Healthy Communities Start Beneath The Surface

We Will Grow event

Many of the Will County Community Division’s We WILL Grow Community Garden Program (WWGCGP) growers started their community gardens to supply existing food pantries with more fresh, locally grown produce. The majority of these community growers are volunteers running food pantries that recognized the fresh food need in their community and became community gardeners to increase food access. However, most of them did not have significant gardening skills training or prior community gardening experience. The We WILL Growers understood that sustainable and ecologically-based methods improve soil and plant health, reduce waste, increase yields, and organically reduce pest and disease pressures, and that incorporating compost into community gardens is one of the primary ways of achieving these positive outcomes, but starting and maintaining a composting system can be daunting.

 

We Will Grow event
We WILL Grow Community Garden Program composting training event

 

To overcome barriers related to composting, The Conservation Foundation and the WWGCGP partnered to develop and provide a composting training program to increase community garden grower confidence and desire to incorporate composting into their community gardens.
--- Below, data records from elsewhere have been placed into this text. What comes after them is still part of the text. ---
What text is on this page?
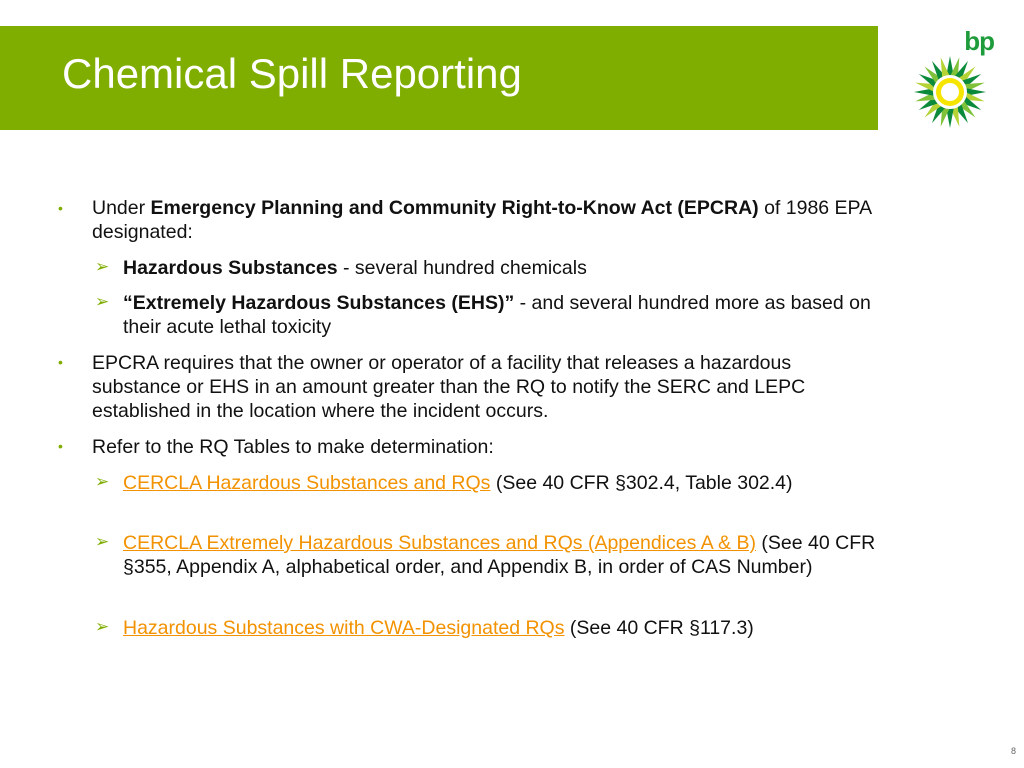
Chemical Spill Reporting
bp
• Under Emergency Planning and Community Right-to-Know Act (EPCRA) of 1986 EPA designated:
➢ Hazardous Substances - several hundred chemicals
➢ “Extremely Hazardous Substances (EHS)” - and several hundred more as based on their acute lethal toxicity
• EPCRA requires that the owner or operator of a facility that releases a hazardous substance or EHS in an amount greater than the RQ to notify the SERC and LEPC established in the location where the incident occurs.
• Refer to the RQ Tables to make determination:
➢ CERCLA Hazardous Substances and RQs (See 40 CFR §302.4, Table 302.4)
➢ CERCLA Extremely Hazardous Substances and RQs (Appendices A & B) (See 40 CFR §355, Appendix A, alphabetical order, and Appendix B, in order of CAS Number)
➢ Hazardous Substances with CWA-Designated RQs (See 40 CFR §117.3)
8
Our hopes with this partnership were to build the current WWGCGP growers’ composting skills so growers would have the knowledge base to install and maintain a composting system at their respective growing sites, divert food waste from landfills while increasing soil health, and understand the importance and benefits of using an ecological approach in garden design and maintenance, all of which aims to increase community garden yields over time, meaning they can supply their food pantries with an increased bounty of fresh produce.

 

The 18 participants in the 4-part series brought in kitchen scraps and yard waste, properly known as “inputs,” for the compost pile, which in itself diverted 76 pounds of waste from going to landfills! Their 8 hours of training about starting, maintaining, and troubleshooting community composting systems and the workshops took place at the community gardens of All Nations Church of God and the National Hookup of Black Women Joliet chapter locations in Joliet. All participants were provided a composting manual called “How to Build, Maintain, and Use a Compost System: Secrets and Techniques You Need to Know to Grow the Best Vegetables” by Kelly Smith and were given reading assignments from the book in between training sessions.

 

Full attendance and participation in all four composting workshops and volunteering two times at one of the community composting pilot locations earned participants a certificate of completion, and are now eligible to receive a composting system for their community garden in 2025 courtesy of WWGCGP. Prioritizing soil health and diverting waste from landfills are critical steps in the health and nourishment of our local communities, and we were honored to empower the gardeners from We WILL Grow to lead these efforts in Will County!